Reminder: the CLI auto-loads the .env produced by uvx synth-ai setup. Use --env-file when you need to target a different secrets file (you can pass the flag multiple times to layer values).

3. Monitor and Retrieve Outputs

  • Copy the job_id printed in the CLI output.
  • Re-run the command later with --no-poll to check status without re-uploading.
  • Query job details directly:
  curl -H "Authorization: Bearer $SYNTH_API_KEY" \
    https://agent-learning.onrender.com/api/learning/jobs/<job_id>
  • When the job succeeds, note the fine_tuned_model identifier in the response.
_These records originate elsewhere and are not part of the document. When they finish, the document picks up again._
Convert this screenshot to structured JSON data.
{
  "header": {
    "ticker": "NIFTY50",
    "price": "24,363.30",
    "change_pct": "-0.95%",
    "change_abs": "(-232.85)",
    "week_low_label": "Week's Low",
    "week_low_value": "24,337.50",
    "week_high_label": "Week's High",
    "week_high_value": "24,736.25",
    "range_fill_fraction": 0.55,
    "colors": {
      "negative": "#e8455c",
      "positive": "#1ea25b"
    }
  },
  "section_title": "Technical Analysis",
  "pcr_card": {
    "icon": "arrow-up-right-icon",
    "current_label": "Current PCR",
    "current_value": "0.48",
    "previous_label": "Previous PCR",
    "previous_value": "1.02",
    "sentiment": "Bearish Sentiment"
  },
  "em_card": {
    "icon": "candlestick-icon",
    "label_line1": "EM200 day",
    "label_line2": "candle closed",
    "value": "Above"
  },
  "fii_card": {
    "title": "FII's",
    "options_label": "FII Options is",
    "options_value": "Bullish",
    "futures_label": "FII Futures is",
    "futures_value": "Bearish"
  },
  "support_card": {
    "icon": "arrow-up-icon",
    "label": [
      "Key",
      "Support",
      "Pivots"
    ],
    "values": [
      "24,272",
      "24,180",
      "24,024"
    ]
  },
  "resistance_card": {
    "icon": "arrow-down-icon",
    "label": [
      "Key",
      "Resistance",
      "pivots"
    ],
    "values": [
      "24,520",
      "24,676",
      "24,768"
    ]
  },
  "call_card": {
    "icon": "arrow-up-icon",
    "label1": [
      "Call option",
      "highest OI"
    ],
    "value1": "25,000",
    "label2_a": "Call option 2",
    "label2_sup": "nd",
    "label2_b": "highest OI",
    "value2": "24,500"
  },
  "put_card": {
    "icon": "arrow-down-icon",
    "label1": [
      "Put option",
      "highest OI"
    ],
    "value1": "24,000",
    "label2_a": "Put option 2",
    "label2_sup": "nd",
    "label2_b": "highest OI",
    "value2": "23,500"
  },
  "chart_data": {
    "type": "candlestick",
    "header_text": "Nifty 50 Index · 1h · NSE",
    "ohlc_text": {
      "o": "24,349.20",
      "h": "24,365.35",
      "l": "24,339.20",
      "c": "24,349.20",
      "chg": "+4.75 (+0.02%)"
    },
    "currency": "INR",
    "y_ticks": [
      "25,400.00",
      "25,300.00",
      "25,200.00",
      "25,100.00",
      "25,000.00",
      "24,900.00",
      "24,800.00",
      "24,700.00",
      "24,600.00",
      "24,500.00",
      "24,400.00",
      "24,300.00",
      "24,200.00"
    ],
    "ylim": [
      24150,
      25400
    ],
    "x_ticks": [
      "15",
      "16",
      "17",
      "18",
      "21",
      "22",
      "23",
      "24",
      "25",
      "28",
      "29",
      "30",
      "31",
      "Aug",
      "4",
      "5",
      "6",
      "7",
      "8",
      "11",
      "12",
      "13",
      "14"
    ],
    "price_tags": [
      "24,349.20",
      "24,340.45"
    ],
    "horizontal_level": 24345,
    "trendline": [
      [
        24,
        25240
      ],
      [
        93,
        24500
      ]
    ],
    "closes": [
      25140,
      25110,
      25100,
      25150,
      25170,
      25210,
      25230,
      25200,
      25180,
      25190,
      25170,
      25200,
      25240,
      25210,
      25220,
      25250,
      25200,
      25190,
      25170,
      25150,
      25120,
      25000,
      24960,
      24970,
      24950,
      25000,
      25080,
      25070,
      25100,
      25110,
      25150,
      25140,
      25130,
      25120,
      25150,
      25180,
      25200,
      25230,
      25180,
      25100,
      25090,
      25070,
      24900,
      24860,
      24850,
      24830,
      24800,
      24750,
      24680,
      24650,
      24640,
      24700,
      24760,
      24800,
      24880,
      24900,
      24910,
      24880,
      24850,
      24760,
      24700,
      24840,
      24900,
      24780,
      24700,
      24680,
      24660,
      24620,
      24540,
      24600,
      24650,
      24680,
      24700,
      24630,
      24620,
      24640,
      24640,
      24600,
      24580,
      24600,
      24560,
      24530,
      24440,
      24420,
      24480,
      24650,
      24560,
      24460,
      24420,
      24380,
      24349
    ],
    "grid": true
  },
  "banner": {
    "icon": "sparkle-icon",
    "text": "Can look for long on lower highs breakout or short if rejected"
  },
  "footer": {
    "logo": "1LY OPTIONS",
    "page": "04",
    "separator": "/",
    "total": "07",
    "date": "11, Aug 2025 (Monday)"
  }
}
You will use this value when deploying the updated policy.

4. Automate with Agents

  1. Run uvx synth-ai eval to generate traces.
  2. Run uvx synth-ai filter to create JSONL.
  3. Run uvx synth-ai train --type sft … --no-poll.
  4. Poll /api/learning/jobs/<job_id> until status is succeeded.
  5. Fetch the new fine_tuned_model and move on to deployment.
Following this sequence allows a single agent workflow (or CI pipeline) to execute the entire SFT loop without manual intervention.

Troubleshooting Tips

  • Upload failures usually stem from path issues or zero-byte files—verify the file exists and is readable.
  • If validation keeps failing, inspect a few JSONL rows manually (or with jq) to confirm schema compliance.
  • Backend 4xx errors on job creation often indicate missing required config fields; review the payload preview printed just before the request and compare it with your config.